Pubblicato il 02/04/2019, 17:01 | Scritto da Andrea Amato

L’Aquila: a dieci anni dal terremoto una fiction per non dimenticare

L’Aquila: a dieci anni dal terremoto una fiction per non dimenticare
La serie tv diretta da Marco Risi racconta storie di fantasia, ma inchiodando lo spettatore alla realtà di una tragedia non ancora terminata per gli aquilani.

L’Aquila – Grandi speranze in onda dal 16 aprile su Rai1

Il terremoto de L’Aquila del 6 aprile 2009 è uno di quegli avvenimenti scolpiti indelebilmente nella memoria degli italiani, come poi sarà Amatrice, come fu quello dell’Irpinia, l’alluvione di Firenze, il Vajont e tutte quelle calamità che hanno colpito il nostro Paese nella storia recente. «Dov’eri quella notte?» è la domanda che oggi, a pochi giorni dal decennale, ricorre più frequentemente, anche nella comitiva di giornalisti portati dalla Rai nel capoluogo abruzzese per la presentazione della fiction (6 puntate da 100 minuti), L’Aquila – Grandi speranze, in onda su Rai1 da martedì 16 aprile in prima serata.

Diretta da Marco Risi, scritta da Stefano Grasso, la serie è interpretata da Donatella Finocchiaro, Giorgio Tirabassi, Giorgio Marchesi, Luca Barbareschi, Valentina Lodovini, Francesca Inaudi, Carlotta Natoli, Enrico Ianniello e da una serie di giovani attori, molti dei quali non professionisti e aquilani, selezionati nella scuola media.

La produzione

Quattro mesi di riprese, tra gli spettrali vicoli disabitati della zona rossa del centro de L’Aquila, e una gestazione di quasi due anni, per mano della casa di produzione IdeaCinema e Rai Fiction.

«Nel titolo abbiamo voluto mettere la speranza di quelli che sono rimasti e la storia parte nel settembre del 2010, un anno e mezzo dopo il sisma», dice Eleonora Andreatta, direttore di RaiFiction.

L’Aquila oggi

Accompagnati da Marco Risi abbiamo camminato per le vie del centro storico, rendendoci conto che i 18 miliardi di euro spesi per la ricostruzione in questi 10 anni non sono abbastanza, che la città appare ancora molto ferita, ma soprattutto è completamente disabitata, se non dagli operai.

«La fiction ha un doppio registro: quello degli adulti, che faticano a dimenticare il dolore delle perdite, e quello dei ragazzi, che guardano avanti, che vivono in un lugubre parco giochi fatto di macerie e palazzi vuoti, inanimati», dice il regista.

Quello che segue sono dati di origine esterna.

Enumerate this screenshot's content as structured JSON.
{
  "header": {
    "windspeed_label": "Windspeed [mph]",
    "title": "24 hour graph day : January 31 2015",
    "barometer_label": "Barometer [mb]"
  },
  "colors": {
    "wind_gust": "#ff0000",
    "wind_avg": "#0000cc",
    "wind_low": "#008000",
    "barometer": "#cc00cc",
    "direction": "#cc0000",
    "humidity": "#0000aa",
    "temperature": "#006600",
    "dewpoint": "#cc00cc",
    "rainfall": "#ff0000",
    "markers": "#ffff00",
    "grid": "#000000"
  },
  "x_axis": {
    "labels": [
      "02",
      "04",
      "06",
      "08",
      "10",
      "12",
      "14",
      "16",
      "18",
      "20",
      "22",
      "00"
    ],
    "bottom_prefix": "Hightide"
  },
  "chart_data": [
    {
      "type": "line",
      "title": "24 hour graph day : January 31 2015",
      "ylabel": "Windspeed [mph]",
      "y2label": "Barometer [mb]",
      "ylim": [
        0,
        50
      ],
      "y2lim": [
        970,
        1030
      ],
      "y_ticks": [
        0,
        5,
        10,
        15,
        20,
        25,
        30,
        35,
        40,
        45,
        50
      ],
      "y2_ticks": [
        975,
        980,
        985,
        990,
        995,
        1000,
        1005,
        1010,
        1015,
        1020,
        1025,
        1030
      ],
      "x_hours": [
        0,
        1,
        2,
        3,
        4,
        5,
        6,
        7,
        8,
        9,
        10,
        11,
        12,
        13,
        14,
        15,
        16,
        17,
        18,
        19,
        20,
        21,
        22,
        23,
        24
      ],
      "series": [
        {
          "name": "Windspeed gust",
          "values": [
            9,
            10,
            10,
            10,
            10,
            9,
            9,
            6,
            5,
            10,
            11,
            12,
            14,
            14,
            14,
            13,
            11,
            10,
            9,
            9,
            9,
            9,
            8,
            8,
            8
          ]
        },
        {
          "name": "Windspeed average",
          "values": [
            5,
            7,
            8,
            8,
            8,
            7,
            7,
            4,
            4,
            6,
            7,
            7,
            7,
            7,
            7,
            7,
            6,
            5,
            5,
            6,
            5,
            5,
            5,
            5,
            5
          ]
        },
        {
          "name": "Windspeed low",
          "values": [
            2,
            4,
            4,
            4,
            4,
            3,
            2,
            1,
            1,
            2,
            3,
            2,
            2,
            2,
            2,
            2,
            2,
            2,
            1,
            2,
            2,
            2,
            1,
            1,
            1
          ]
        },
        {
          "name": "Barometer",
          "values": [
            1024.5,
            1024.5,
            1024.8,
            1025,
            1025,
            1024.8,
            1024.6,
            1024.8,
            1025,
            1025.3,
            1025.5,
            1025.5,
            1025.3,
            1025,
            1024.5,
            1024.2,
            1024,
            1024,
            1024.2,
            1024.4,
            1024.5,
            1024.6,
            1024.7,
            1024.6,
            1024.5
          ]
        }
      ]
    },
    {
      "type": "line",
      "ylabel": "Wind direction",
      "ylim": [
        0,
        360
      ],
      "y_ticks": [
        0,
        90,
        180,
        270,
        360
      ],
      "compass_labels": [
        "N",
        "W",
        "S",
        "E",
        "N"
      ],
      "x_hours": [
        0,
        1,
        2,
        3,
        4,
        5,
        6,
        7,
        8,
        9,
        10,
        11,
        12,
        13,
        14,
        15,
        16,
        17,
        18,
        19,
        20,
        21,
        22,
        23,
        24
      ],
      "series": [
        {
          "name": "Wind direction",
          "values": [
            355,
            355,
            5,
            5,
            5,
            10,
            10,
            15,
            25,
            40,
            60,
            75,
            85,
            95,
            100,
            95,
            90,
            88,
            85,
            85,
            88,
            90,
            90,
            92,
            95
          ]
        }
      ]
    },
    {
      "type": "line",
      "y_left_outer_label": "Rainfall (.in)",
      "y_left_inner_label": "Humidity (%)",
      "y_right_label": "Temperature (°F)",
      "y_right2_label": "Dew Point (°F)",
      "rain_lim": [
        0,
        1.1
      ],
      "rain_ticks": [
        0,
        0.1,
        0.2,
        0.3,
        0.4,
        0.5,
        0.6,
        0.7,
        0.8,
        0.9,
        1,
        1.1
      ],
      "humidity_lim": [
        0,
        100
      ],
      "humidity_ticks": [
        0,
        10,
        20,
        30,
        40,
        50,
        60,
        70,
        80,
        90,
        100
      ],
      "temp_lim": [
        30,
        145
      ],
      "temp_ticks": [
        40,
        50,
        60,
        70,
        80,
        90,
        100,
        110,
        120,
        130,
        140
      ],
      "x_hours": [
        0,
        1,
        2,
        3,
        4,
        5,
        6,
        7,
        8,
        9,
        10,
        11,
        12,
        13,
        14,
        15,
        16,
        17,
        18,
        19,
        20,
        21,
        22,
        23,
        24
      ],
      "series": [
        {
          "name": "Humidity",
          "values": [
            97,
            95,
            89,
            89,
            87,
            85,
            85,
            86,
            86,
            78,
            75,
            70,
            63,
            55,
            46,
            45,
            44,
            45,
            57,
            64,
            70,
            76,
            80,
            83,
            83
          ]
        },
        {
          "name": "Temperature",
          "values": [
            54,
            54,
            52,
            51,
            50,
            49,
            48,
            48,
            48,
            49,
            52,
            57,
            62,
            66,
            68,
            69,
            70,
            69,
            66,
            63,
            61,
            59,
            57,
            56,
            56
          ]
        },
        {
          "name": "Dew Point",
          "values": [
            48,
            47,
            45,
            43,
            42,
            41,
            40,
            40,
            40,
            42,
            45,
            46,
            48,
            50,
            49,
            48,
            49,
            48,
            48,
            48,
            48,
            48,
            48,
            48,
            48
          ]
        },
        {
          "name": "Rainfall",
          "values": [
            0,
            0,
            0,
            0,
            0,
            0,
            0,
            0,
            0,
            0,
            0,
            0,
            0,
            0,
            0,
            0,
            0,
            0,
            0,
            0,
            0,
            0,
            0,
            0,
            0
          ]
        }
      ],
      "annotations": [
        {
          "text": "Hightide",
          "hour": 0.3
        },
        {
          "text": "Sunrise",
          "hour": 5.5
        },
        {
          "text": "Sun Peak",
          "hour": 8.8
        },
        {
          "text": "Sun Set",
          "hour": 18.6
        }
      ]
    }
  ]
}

Le storie che si sviluppano nelle dieci ore della serie sono tutte di fantasie, ma i riferimenti alla realtà sono molti: «Abbiamo parlato con molti ragazzi e cittadini de L’Aquila e delle zone vicine, inserendo nella sceneggiatura i loro ricordi. Come quello di una signora di 84 anni di Onna, paese che oggi non esiste più, che mi ha raccontato che ha visto la parete di camera sua sfogliarsi, “come la pagina di un libro”. Per rimanere poi otto ore sotto le macerie, “a fare amicizia con la morte”», continua Marco Risi.

La speranza

Il coro unanime, sottolineato dai giovani attori aquilani, è che questa fiction riaccenderà i riflettori su una tragedia che, giorno dopo giorno, viene dimenticata dal resto degli italiani, ma non da chi ha deciso di rimanere e ricostruire.

Una serie che risponde al dovere di fare servizio pubblico per la Rai, soprattutto attraverso la fiction. E non importa se alcuni dialoghi sul dolore sono banalizzati, come se il pubblico di Rai1 non fosse mai in grado di andare nel profondo. E fa niente se la storia misteriosa che accompagnerà tutte le sei puntate è abbastanza inverosimile, l’importante è che la memoria venga cristallizzata dalla tv, a maggior ragione da quella di Stato.

Soprattutto poi se la regia di Marco Risi, come sempre senza troppi fronzoli e artifici, colpisce allo stomaco, rappresentando in maniera fedele e reale quel luna-park degli orrori, pieno di fantasmi e vite spezzate, ma colorato dall’innocente forza dei ragazzi.